I certainly vary in my social abilities. This depends a lot on my mood. I never feel as fluent as I should be, there are always "the brakes" on, i think. Something stopping me from feeling fluent.
But with the new job coming up, there will be a lot of social interaction, and I feel if I am able to get in there and do it (and overcome my other health issues, like inability to sleep) for long enough, I will actually get there. I have the ability to be somewhat charming, in a quiet way (I see it sometimes when I make videos), but its a real drag to get that to come out in social situations. It's there, buried deep, but I can get in the zone if I can create the right supportive environment and opportunities to expose.
The key for me, quite simply is exposure, frequent enough repeated enough. Last week I did two interviews, its the first time I have done two in a week.

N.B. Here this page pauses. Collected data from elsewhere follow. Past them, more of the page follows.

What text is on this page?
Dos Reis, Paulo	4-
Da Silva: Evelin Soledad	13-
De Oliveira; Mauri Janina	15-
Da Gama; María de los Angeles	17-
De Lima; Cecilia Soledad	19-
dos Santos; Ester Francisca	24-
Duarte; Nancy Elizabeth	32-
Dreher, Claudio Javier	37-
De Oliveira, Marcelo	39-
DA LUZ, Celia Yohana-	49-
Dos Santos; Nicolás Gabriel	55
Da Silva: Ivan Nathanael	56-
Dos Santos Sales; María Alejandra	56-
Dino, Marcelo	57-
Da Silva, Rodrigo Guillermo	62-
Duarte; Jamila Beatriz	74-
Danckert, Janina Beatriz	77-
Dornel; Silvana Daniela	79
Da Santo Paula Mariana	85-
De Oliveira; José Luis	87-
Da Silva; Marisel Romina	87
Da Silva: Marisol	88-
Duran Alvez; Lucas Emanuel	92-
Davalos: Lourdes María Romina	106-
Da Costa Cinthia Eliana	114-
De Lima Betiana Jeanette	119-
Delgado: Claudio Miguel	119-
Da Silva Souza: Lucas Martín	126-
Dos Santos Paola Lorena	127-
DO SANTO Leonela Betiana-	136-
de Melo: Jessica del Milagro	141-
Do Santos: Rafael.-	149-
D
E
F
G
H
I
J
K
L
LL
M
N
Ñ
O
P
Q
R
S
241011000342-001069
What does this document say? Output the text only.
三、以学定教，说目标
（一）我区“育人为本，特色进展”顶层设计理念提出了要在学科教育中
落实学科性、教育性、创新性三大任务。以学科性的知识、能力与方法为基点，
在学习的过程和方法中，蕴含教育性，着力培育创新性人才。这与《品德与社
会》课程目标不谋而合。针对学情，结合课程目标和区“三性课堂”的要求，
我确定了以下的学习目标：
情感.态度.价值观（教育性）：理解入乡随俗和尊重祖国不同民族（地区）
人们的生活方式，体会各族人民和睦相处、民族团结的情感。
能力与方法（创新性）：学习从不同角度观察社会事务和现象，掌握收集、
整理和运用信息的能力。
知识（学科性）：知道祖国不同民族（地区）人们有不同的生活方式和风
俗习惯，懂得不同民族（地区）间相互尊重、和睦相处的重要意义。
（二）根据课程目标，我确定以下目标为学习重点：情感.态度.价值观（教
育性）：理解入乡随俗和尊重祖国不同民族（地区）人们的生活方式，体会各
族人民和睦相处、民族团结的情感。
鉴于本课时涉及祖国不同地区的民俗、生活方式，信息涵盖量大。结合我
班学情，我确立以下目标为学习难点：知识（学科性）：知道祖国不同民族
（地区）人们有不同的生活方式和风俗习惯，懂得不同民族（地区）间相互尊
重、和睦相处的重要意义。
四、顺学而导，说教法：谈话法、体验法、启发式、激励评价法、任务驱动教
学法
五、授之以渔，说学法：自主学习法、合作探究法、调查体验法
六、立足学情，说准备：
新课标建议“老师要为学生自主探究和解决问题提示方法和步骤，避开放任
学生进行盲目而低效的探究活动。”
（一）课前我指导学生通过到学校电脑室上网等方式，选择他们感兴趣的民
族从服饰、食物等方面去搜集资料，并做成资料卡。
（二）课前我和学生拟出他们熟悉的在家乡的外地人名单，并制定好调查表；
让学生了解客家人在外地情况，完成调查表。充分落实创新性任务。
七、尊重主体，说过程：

The first day my anxiety was down at a 7/10 (which in itself is insane, since I have been strongly phobic of them for many years and never thought i would even be able to do one), the next day, 4/10, which is basically a level I can operate at for a long time.
It's just extremely difficult to:
1. Get social situations that last long enough to cause extinction (interviews, interestingly are perfect, as they last 30 mins to an hour, which means anxiety can reduce significantly during) - but you need to build up to that with mock interviews, and other similar situations.
2. Be in a good enough mood to be able to handle the critical voice that comes before, and after exposures
3. Get social situations that occur often enough to cement the extinction
4. Do all of this when stuck inside your house (lol apocalypse).
So its really the mechanics, and controlling mood and critical self-talk, as well as making sure there is support and things are in place to promote the ability to expose etc.
"The zone" is there, underneath, just digging it out is taking insane amounts of work. Am pretty sure the people around me are (probably unconsciously) filling the hole back in behind my back (that's hard to explain).